Technology-wise, both are installed over a Kubernetes Cluster.

Run:ai users:

  • Researchers submit Machine Learning workloads via the Run:ai Console, the Run:ai Command-Line Interface (CLI), or directly by sending YAML files to Kubernetes.
  • Administrators monitor and set priorities via the Run:ai User Interface

multi-cluster-architecture

Run:ai Cluster

  • Run:ai comes with its own Scheduler. The Run:ai scheduler extends the Kubernetes scheduler. It uses business rules to schedule workloads sent by Researchers.
  • Run:ai schedules Workloads. Workloads include the actual researcher code running as a Kubernetes container, together with all the system resources required to run the code, such as user storage, network endpoints to access the container etc.
  • The cluster uses an outbound-only, secure connection to synchronize with the Run:ai control plane. Information includes meta-data sync and various metrics on Workloads, Nodes etc.
  • The Run:ai cluster is installed as a Kubernetes Operator
  • Run:ai is installed in its own Kubernetes namespace named runai
  • Workloads are run in the context of Run:ai Projects. Each Project is mapped to a Kubernetes namespace with its own settings and access control.

Run:ai Control Plane on the cloud

The Run:ai control plane is used by multiple customers (tenants) to manage resources (such as Projects & Departments), submit Workloads and monitor multiple clusters.

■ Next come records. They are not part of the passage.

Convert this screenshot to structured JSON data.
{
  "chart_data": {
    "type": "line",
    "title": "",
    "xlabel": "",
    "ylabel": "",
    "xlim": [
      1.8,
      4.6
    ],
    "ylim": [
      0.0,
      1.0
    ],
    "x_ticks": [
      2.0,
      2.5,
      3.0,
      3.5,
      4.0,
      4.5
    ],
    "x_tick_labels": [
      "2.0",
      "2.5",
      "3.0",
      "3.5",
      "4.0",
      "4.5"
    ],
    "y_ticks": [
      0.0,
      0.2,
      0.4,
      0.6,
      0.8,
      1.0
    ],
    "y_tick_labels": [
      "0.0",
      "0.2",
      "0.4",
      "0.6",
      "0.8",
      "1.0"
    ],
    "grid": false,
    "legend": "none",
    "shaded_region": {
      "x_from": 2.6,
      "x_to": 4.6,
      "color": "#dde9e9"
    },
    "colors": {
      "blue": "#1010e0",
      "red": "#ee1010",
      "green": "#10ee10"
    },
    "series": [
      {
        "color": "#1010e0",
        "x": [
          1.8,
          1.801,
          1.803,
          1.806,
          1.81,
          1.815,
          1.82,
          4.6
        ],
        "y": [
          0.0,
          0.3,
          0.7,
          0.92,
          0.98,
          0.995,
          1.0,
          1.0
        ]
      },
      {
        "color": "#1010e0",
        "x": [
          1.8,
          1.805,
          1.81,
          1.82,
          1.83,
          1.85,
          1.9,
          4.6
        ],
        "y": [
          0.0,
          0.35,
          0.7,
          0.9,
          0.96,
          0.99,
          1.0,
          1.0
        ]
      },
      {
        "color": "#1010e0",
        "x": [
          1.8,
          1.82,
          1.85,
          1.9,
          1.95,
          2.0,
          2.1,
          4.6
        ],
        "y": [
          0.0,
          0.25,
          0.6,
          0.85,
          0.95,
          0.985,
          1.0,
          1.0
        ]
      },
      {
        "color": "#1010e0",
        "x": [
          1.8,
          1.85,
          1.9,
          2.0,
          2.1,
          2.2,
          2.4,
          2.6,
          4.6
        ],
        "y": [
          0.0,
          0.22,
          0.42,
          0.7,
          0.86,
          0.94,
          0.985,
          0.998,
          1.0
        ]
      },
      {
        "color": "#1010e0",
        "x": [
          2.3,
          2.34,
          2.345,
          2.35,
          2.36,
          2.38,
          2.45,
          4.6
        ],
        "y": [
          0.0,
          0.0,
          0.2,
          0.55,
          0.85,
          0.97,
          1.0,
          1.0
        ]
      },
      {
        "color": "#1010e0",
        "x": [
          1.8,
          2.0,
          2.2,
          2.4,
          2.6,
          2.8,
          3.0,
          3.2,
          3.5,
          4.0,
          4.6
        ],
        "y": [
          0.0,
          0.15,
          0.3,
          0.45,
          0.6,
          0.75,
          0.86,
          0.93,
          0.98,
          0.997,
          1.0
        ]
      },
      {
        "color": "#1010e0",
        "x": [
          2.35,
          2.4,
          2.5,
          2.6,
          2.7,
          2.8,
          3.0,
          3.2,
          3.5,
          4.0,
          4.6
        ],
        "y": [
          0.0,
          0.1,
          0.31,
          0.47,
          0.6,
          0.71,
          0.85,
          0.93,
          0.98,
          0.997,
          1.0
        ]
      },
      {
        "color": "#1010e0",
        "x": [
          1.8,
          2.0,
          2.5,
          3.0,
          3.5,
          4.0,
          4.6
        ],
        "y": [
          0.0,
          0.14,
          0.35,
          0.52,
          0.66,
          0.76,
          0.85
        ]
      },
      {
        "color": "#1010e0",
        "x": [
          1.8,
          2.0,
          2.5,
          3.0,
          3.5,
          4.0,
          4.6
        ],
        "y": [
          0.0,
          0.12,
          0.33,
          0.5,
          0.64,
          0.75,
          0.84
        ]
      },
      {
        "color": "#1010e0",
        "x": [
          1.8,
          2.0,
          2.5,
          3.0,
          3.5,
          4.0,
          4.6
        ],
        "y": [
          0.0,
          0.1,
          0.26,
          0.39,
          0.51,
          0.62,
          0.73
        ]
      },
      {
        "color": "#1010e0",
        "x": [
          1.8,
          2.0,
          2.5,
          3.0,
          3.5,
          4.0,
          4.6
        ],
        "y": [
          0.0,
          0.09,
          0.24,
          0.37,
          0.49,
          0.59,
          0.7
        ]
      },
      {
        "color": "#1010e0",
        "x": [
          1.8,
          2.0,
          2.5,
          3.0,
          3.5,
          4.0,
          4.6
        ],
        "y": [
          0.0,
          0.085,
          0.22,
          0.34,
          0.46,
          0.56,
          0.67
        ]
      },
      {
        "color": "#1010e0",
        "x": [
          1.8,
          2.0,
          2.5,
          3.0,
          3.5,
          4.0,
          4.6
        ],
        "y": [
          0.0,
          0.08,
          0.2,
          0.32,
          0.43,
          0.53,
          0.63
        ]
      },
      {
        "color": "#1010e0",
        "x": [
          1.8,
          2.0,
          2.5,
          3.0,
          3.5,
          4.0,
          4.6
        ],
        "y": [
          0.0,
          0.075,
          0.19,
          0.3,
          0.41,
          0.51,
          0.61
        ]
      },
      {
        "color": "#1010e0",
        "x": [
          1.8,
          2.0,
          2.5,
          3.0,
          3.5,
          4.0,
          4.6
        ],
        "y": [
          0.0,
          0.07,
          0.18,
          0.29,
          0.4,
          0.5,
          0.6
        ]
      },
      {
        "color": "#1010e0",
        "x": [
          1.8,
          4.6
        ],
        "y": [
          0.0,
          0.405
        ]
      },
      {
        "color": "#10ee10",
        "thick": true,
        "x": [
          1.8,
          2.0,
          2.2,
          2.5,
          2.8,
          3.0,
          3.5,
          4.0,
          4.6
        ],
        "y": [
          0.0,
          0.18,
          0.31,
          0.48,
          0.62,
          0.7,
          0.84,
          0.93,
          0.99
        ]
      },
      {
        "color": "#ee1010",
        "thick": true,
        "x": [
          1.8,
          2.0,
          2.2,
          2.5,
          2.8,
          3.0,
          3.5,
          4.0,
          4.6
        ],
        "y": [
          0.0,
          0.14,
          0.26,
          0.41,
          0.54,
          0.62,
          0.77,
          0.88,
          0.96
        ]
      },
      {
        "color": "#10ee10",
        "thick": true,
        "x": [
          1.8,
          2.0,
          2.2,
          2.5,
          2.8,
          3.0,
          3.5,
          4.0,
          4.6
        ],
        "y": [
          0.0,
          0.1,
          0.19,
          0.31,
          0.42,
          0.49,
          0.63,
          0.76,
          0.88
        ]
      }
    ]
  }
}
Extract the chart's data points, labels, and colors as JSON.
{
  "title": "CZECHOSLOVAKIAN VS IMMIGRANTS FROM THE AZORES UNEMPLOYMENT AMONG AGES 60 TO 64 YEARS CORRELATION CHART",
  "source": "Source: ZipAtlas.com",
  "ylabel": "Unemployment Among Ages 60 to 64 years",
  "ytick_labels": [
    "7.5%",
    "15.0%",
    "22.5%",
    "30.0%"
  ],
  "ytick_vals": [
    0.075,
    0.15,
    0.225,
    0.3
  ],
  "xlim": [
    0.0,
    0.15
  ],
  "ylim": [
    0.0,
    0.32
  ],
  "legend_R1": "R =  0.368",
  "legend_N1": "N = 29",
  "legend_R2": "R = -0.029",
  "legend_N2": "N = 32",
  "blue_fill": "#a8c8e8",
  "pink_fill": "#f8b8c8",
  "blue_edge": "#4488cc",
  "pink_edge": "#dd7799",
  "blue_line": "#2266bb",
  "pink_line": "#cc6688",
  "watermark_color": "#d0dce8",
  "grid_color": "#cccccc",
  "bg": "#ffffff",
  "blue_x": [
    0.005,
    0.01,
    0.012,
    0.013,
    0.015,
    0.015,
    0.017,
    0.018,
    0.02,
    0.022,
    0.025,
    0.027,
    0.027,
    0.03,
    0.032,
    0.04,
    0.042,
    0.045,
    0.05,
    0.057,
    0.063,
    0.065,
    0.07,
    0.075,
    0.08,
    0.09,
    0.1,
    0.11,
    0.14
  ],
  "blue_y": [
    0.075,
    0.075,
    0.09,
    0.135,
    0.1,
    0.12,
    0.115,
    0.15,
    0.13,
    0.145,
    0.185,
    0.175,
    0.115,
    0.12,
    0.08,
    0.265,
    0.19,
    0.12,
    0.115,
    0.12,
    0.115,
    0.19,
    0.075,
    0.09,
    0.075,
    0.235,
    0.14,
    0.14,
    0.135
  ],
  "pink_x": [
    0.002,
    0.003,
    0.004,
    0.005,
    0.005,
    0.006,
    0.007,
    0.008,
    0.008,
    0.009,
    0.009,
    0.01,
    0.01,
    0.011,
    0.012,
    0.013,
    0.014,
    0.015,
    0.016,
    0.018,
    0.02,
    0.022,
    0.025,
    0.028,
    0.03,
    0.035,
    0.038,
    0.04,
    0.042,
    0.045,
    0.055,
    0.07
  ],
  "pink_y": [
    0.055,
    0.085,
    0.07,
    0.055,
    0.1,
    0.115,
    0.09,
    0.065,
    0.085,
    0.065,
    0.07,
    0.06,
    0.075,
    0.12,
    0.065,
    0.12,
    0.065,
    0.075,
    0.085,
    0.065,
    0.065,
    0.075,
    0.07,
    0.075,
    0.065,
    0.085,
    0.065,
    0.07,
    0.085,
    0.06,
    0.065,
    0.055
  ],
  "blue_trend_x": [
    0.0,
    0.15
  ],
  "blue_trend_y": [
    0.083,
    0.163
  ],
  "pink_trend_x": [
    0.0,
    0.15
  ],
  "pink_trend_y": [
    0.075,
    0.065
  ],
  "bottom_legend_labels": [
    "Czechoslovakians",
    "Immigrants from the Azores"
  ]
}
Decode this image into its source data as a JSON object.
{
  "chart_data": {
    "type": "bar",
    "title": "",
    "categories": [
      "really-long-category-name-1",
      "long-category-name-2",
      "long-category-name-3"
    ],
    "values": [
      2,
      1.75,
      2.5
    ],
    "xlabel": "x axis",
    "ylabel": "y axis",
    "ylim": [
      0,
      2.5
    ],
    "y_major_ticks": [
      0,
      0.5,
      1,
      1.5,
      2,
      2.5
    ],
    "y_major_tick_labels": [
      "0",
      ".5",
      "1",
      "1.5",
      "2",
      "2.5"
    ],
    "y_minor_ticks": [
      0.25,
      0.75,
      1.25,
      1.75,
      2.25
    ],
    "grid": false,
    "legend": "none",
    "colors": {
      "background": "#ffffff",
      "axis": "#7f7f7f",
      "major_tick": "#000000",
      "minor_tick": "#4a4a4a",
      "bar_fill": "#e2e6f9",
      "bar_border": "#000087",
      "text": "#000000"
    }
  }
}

A single Run:ai customer (tenant) defined in the control-plane, can manage multiple Run:ai clusters. So a single customer, can manage mutltiple GPU clusters in multiple locations/subnets from a single interface.

Self-hosted Control-Plane

The Run:ai control plane can also be locally installed. To understand the various installation options see the installation types document.